Seldom can a Rugby World Cup (RWC) quarterfinal have seen quite so much at stake. On Sunday at 9pm in Paris, two teams will kick off a match that’s about sport — and so much more.
The Springboks have spent four years building towards the retention of their 2019 Rugby World Cup crown earned in Yokohama. Rassie Erasmus and Jacques Nienaber have done that methodically, but there are question marks over whether the attacking dimensions they have added have seen the Boks stray too far from the tried and tested brutality that has won them three World Cups, including in Japan.
Sunday's quarterfinal at Stade de France will provide the clearest answer yet.
France have spent six years since the surprising announcement in London in 2017 that they would host the 2023 RWC building a team that could shed their reputation for beauty and recklessness over winning sensibility, which could lift the trophy on home soil. They have built well.

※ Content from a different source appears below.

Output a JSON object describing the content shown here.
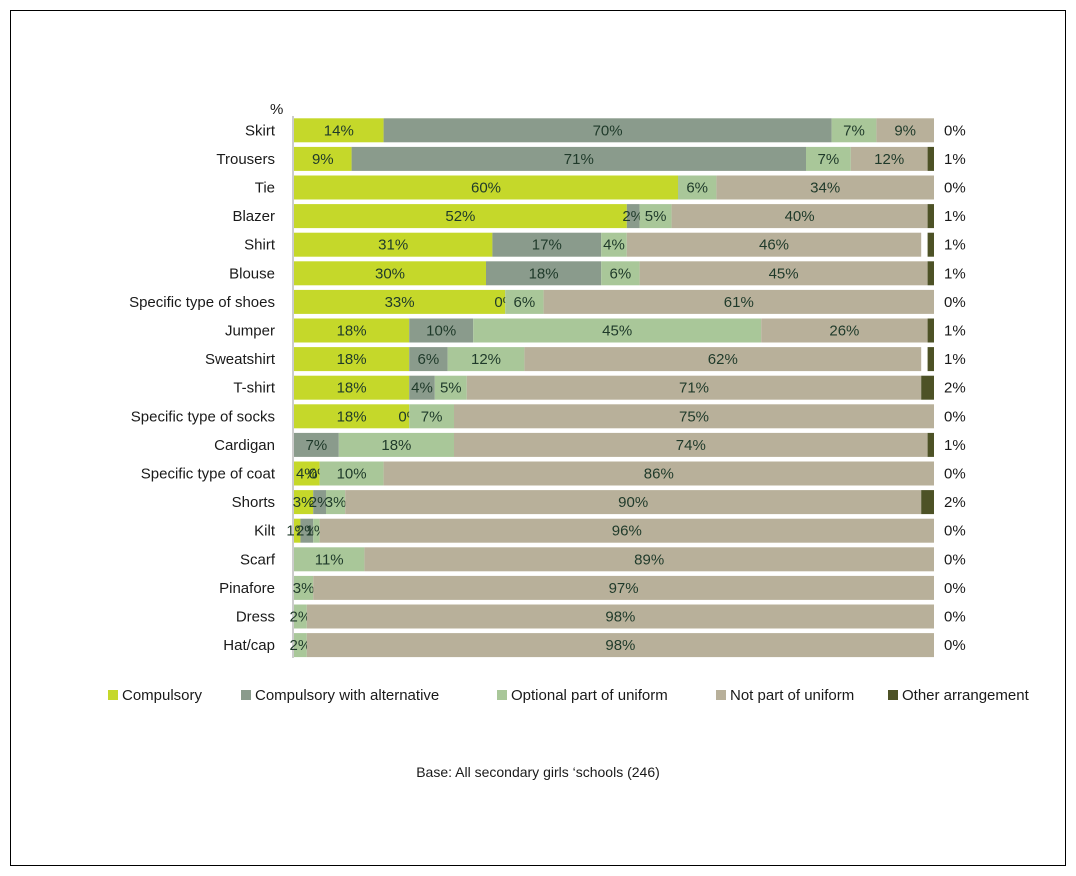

South Africa’s bid was the one recommended by World Rugby’s analysis team to host this RWC, which was what caused eyebrows to rise at the choice of France, adding some spice to Sunday night’s encounter.

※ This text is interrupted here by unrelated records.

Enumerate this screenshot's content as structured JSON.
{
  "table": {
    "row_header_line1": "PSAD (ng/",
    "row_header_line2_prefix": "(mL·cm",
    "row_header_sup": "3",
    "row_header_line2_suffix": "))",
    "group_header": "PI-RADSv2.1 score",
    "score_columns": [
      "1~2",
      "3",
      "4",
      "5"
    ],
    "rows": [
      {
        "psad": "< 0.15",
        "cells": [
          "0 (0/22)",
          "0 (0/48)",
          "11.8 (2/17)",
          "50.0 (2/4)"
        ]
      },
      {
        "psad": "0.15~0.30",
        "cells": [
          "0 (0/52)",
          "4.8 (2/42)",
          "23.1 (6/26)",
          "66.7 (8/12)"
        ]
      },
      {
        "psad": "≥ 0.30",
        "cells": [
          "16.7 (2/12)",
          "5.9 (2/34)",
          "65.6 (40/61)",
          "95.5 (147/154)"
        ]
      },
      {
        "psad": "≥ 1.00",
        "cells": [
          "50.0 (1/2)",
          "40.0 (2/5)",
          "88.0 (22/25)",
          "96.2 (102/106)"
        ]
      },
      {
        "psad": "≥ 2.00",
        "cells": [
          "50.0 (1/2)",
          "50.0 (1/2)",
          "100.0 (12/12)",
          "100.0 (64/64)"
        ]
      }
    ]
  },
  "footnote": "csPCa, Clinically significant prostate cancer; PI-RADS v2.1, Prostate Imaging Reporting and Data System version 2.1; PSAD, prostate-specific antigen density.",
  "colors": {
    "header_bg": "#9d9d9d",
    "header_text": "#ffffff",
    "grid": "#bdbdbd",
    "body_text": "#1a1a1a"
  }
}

A war in Ukraine that has drifted off the front pages and Israel’s latest conflict with Hamas, which has grabbed the most recent headlines, remind us that sport remains a sideshow to the real problems faced by so many.
Sport, for those of us not at the nexus, and even some who are, of catastrophe in an overpopulated world hurtling towards — and attempting to find solutions to — the horrors spawned as by-products of the industrial and technological age, can offer enjoyment and relief.

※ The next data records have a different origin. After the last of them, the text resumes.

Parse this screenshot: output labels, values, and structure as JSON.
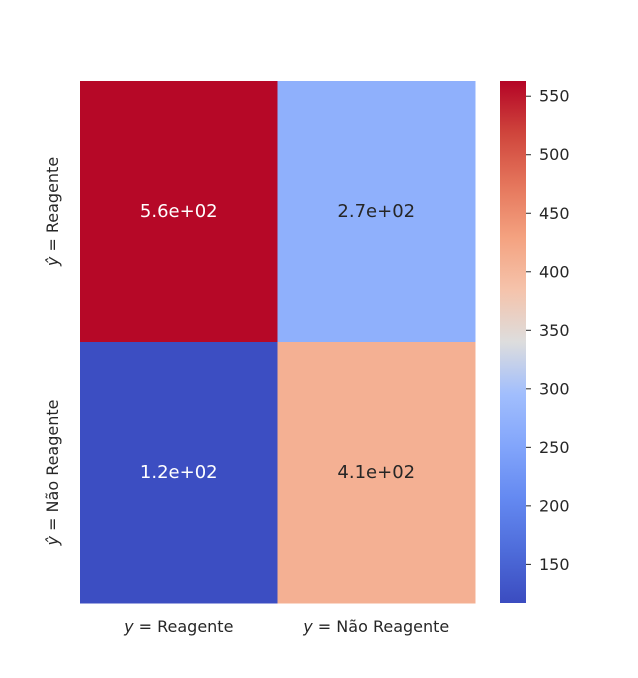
{
  "chart_data": {
    "type": "heatmap",
    "title": "",
    "rows": [
      {
        "label_prefix": "ŷ =",
        "label": "Reagente"
      },
      {
        "label_prefix": "ŷ =",
        "label": "Não Reagente"
      }
    ],
    "columns": [
      {
        "label_prefix": "y =",
        "label": "Reagente"
      },
      {
        "label_prefix": "y =",
        "label": "Não Reagente"
      }
    ],
    "values": [
      [
        560,
        270
      ],
      [
        120,
        410
      ]
    ],
    "annotations": [
      [
        "5.6e+02",
        "2.7e+02"
      ],
      [
        "1.2e+02",
        "4.1e+02"
      ]
    ],
    "colormap": "coolwarm",
    "colorbar": {
      "range": [
        117,
        563
      ],
      "ticks": [
        "150",
        "200",
        "250",
        "300",
        "350",
        "400",
        "450",
        "500",
        "550"
      ]
    },
    "grid": false,
    "legend": "colorbar-right"
  }
}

So it has its place of importance, though that should never supersede or be allowed to wash over real issues.
Losing a World Cup soccer title is one kind of problem; having a national football team that due to years of administrative ineptitude has declined — to the point that reaching an Africa Cup of Nations and hopefully being competitive there is seen as a positive step — is quite another
Problematic governments in both France and South Africa might try to harness sporting success as a distraction to their deficiencies. That should not detract from the genuine relief the heroes of Les Bleus or the Boks can bring to ordinary people.
On Sunday, two countries meet on a sports field who are far separated on the global economic spectrum, but have similarities in that, in a troubled world, they have experienced their share of societal upheaval.
Of course, comparing the problems of France, a former colonial power whose foreign policy and influence especially in Africa remains controversial, to those of South Africa, a former colony still reeling from the effects of empire and its brutal spin-off, apartheid, is a matter of chalk and cheese. Still, the fromage in both has mould, and people in France long for some sporting cheer — after losing their title to Argentina in the 2022 Fifa World Cup final in Qatar 11 months ago — about as much as those in South Africa.
Perhaps the gap in the scale of problems, and South Africa’s relative decline in some sporting codes, means we could do with some cheer that bit more. Losing a World Cup soccer title is one kind of problem; having a national football team that due to years of administrative ineptitude has declined — to the point that reaching an Africa Cup of Nations and hopefully being competitive there is seen as a positive step — is quite another. Just to make a point on the scale of problems.
But yes, on Sunday two proud rugby nations have so much to lose. An exit as hosts for France would be as deflating as ceding the world champion title would be for South Africa. It’s the beauty, and the cruelty, of sport at the level of a World Cup that there can be only one winner in a quarterfinal to fight another day, while the other picks itself up, dusts off the covering of devastating disappointment and begins the process of figuring out how to recapture the glory.
What a nerve-racking 80 minutes it will be, from Paris to Parys.